Another product available to patients is a glucose sensor. This small patch is placed on the skin with a tiny catheter. Once that is inserted, the pump monitors glucose levels that can be read on the patient’s smartphone.
Eventually, Williams says that the makers of insulin pumps and glucose sensors aim to combine their products into what’s called a closed-loop system.
“The glucose sensor feeds data into the pump, and the pump has software in it that tells the pump how much insulin to deliver and at what rate,” he explains. Once the closed-loop system becomes more widely available, patients will not need to spend as much time actively self-monitoring their own glucose levels.
Most patients with Type 2 diabetes don’t need additional insulin, Williams says. “The majority of patients with Type 2 diabetes are on different sorts of medications that will lower their level of insulin resistance,” he notes. “And thankfully these days we have a whole family of drugs that help us to achieve that.”
These drugs, some of which are injected and some taken orally, lower patients’ resistance to insulin. They do so in different ways, Williams explains. One lowers insulin resistance in muscle tissue cells. Another group stimulates the pancreas to create insulin.
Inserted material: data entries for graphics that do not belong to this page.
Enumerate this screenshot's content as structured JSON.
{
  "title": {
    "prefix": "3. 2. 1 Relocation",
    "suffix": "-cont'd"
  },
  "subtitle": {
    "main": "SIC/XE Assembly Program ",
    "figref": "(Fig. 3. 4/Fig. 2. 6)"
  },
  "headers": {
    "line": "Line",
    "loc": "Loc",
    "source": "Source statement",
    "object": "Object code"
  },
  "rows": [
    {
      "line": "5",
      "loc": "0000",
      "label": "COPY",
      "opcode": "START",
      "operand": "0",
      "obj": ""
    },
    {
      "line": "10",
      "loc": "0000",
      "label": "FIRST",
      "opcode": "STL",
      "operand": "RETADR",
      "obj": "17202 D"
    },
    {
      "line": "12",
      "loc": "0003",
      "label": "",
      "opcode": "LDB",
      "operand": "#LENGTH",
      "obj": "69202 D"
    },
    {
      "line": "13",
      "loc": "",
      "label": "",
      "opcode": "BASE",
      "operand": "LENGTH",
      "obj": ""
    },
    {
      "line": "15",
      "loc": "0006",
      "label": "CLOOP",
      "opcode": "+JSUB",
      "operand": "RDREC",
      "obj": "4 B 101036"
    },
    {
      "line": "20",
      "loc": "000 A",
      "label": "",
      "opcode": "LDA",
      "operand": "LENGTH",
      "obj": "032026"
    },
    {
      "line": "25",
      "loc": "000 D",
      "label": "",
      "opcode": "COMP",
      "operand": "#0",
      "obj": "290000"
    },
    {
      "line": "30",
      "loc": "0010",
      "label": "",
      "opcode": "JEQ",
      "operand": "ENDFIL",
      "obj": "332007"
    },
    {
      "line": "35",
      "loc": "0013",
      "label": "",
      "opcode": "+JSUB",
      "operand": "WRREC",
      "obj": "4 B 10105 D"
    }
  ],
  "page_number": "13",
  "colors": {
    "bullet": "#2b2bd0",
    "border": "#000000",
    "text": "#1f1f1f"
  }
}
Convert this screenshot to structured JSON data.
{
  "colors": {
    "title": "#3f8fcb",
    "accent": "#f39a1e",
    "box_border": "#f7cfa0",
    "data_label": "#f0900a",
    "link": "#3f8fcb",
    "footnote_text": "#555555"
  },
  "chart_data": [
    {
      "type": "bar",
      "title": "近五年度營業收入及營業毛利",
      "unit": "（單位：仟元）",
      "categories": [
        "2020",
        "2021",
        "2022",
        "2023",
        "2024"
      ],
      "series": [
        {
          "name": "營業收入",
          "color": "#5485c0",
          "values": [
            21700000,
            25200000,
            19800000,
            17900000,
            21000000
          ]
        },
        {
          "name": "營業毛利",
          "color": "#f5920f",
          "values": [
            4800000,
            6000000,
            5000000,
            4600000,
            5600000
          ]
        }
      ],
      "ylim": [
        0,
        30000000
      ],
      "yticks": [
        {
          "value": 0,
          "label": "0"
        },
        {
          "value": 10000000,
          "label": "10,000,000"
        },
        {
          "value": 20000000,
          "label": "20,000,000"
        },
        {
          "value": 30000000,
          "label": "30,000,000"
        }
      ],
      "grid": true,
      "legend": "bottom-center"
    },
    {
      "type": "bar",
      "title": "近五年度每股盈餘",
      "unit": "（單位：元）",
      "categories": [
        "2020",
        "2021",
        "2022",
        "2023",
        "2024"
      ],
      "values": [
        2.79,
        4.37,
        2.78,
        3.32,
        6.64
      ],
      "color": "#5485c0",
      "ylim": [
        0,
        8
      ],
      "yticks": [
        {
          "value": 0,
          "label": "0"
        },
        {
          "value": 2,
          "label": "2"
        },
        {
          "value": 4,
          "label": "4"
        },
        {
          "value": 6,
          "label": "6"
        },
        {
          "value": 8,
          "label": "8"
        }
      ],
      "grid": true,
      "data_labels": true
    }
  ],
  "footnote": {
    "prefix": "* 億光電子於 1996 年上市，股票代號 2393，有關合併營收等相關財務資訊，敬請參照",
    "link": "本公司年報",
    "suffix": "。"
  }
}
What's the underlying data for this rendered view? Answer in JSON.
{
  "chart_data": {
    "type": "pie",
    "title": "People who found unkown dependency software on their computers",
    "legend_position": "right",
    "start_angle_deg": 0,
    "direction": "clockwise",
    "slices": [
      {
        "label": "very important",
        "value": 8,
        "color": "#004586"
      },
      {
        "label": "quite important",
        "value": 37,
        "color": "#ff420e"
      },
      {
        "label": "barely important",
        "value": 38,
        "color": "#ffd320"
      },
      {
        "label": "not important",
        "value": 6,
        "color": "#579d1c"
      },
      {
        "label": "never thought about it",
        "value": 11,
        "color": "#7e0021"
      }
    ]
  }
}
And Williams says a new class of medications enables the kidneys to increase urinary production to reduce excess glucose.
Even with effective medications available, Williams says that making permanent lifestyle changes in the areas of diet and exercise are the most important steps a person can take to manage Type 2 diabetes.
“We get this question a lot: ‘Doc, what type of diet should I follow?’ And what I tell them to concentrate on initially is just this basic (advice): eat more plants and eat less meat.
“You want to look for fresh food,” he continues. “And in some situations that’s harder to get – in impoverished areas, for instance, where the incidence and prevalence of diabetes is very high, a lot of times those folks don’t have access to good, wholesome food. And that’s a lot of the reason they’re in the situation they’re in.”
If you are a member of an at-risk group by way of family history or racial/ethnic background, Williams says you should get screened for diabetes and prediabetes and, if your glucose level is normal, get rescreened one or two years later. Ultimately, he advises viewers to “eat well, and stay as active as you can. In the final analysis, that’s all that you can do.”